= CGAP (Thinktank) =

American think tank

CGAP (Consultative Group to Assist the Poor) is a Washington, D.C.–based think tank that promotes financial inclusion. As an international public-private partnership, it is supported by more than 35 national and international development organisations and corporate foundations from the financial and IT sectors. Its stated aim is to improve the lives of the poor. CGAP stands for Consultative Group to Assist the Poor, which is rarely used in full form. CGAP aims to achieve its goal by analysing and promoting commercial business models that enable the financial, IT and telecommunications sectors to reach as many people as possible with digital financial services, especially the poor.

The World Bank provides the space and secretariat for CGAP, but its administrative and financial structure is independent of the World Bank. In addition to governmental and intergovernmental development organisations (including KfW, GIZ and the German Federal Ministry for Economic Cooperation and Development), major US corporate foundations from the financial and IT sectors are key members (Citi Foundation, Dell Foundation, Gates Foundation, Mastercard Foundation, Metlife Foundation, Omidyar Network). Since April 2019, Jason Lamb of the Bill & Melinda Gates Foundation has chaired CGAP's Executive Committee. Greta Bull stepped down in July 2021 as Chief Executive Officer and was replaced by Sophie Sirtaine.

== History and evolution programme priorities ==
CGAP was established in 1995, under a slightly different name Consultative Group to Assist the Poorest, in promoting and managing the microcredit sector. Its self-imposed goals were to promote the institutional development and commercialisation of the sector and to improve the regulatory environment. In the early 2000s, CGAP changed its name to the Consultative Group to Assist the Poor.

The founding members were the World Bank and nine other governmental and international development organisations. The World Bank is the initiator and main funder, although its share of the budget has steadily declined, falling below 20 per cent in 2013.

CGAP was instrumental in establishing the concept of financial inclusion and formulating its agenda. Since 2008, CGAP has increasingly replaced the almost exclusive use of the term microfinance with the term financial inclusion. This term describes the increased use of and improved access for all people to cashless, primarily digital, financial services in the formal financial sector.

At the invitation of the G20, CGAP played a key role in drafting the policy paper for the G20 Global Partnership for Financial Inclusion (GPFI) in 2010.

The new terminology in the goal was also intended to reflect a change in the focus of the programme, which was linked to microcredit over-indebtedness crises in India, Bosnia-Herzegovina, Morocco, Nicaragua and Pakistan, among others. These erupted from around 2008 because commercial microfinance providers had been very aggressive in pushing high-cost loans onto the market without adequately assessing the ability of their poor clients to repay them.

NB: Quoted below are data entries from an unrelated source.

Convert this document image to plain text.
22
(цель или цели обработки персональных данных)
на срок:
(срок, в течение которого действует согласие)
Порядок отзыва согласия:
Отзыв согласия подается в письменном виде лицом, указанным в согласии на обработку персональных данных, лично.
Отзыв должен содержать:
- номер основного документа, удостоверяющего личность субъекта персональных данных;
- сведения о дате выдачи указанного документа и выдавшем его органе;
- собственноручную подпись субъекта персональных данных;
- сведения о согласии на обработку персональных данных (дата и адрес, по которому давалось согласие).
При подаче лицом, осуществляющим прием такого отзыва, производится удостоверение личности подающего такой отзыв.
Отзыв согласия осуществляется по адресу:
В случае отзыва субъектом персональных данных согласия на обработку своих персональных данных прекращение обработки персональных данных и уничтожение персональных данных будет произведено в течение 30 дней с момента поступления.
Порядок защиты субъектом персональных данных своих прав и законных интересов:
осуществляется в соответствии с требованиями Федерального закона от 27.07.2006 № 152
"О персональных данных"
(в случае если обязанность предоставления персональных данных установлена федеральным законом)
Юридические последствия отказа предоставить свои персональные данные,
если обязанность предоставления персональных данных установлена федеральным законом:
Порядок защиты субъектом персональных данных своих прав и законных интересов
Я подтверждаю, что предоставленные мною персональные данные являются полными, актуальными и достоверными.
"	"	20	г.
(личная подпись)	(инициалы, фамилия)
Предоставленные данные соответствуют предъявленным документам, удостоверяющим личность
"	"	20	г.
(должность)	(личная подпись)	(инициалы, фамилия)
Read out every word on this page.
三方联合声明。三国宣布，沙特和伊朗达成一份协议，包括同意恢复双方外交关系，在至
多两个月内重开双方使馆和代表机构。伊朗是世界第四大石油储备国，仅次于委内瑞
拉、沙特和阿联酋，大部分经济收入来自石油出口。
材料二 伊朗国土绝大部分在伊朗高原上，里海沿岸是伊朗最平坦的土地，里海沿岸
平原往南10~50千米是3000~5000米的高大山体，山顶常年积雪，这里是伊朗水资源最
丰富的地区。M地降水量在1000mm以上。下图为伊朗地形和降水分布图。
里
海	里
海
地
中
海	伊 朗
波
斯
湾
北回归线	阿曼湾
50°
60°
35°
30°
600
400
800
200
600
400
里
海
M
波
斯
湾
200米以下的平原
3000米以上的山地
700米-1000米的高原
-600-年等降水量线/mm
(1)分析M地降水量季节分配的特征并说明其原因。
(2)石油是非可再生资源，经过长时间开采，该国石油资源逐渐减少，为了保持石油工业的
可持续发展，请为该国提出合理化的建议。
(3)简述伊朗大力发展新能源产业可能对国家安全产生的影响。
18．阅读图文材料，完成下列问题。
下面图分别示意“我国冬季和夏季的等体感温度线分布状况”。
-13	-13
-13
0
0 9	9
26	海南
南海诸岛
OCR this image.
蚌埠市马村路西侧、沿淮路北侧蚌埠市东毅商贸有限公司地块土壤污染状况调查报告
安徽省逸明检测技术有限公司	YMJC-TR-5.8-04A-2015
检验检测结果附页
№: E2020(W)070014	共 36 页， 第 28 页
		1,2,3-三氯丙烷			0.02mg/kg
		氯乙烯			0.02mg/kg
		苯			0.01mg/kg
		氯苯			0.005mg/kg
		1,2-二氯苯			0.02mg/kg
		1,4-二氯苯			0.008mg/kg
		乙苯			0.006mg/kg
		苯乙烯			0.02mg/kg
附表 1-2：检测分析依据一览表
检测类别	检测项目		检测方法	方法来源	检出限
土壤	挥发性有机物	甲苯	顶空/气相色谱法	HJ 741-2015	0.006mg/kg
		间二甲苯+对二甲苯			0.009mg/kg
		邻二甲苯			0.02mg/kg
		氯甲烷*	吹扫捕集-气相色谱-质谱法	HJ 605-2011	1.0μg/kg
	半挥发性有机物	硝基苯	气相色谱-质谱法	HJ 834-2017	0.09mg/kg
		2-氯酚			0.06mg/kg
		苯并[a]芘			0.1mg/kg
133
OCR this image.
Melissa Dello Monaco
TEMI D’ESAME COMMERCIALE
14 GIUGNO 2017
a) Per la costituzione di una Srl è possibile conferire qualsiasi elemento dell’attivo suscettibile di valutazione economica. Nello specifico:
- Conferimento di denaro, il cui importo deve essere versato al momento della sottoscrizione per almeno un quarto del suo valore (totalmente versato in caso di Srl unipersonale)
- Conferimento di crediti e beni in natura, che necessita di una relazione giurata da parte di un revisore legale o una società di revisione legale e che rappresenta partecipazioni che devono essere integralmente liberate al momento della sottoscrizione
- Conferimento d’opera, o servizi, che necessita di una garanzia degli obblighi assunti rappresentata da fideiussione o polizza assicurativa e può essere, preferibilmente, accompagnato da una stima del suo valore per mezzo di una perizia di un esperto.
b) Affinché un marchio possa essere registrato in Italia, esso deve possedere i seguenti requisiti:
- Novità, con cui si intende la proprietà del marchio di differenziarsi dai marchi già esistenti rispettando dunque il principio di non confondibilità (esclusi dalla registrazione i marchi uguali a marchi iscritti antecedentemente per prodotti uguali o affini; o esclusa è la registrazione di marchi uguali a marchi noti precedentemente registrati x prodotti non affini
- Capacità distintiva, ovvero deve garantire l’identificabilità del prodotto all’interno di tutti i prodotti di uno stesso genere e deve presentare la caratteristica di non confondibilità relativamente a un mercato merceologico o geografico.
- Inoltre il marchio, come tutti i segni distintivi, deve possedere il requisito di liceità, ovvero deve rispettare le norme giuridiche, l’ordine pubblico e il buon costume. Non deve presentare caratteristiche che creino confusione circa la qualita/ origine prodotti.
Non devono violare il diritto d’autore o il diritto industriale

CGAP's priority should, therefore, no longer be access to credit and other services but the responsible provision of these services.

== Collaboration and membership overlap ==
CGAP is a key implementing partner of the G20 Global Partnership for Financial Inclusion (GPFI).

In 2012, CGAP's corporate foundation members and CGAP member the United Nations Capital Development Fund (UNCDF) formed the Better Than Cash Alliance, which is also a key implementing partner of the GPFI. The Alliance promotes the digitisation of payments and the reduction of the use of cash as part of the overall goal of financial inclusion. In addition to the UNCDF, core members of both groups include the Gates Foundation, the Mastercard Foundation, the Omidyar Network and the Citi Foundation.

There are also close links and collaboration with the Alliance for Financial Inclusion (AFI), which is funded by the Gates Foundation, a member of CGAP. AFI is also an implementing partner of the GPFI. This network of senior central bankers and financial regulators in developing and emerging markets aims to help them improve access to and use of modern, cashless financial services by the previously underserved.

Many governments and international organisations are members of several of these groups. The German Development Cooperation (GIZ) provides the secretariat for the AFI and is a member of CGAP.

From 2006 until 2014, the CGAP-Ford Graduation Program assisted local organizations with the implementation of ten different graduation pilot programs in eight countries. In 2016, the program published findings that proposed how to adequately support the governments' adaptation and implementation of graduation programs.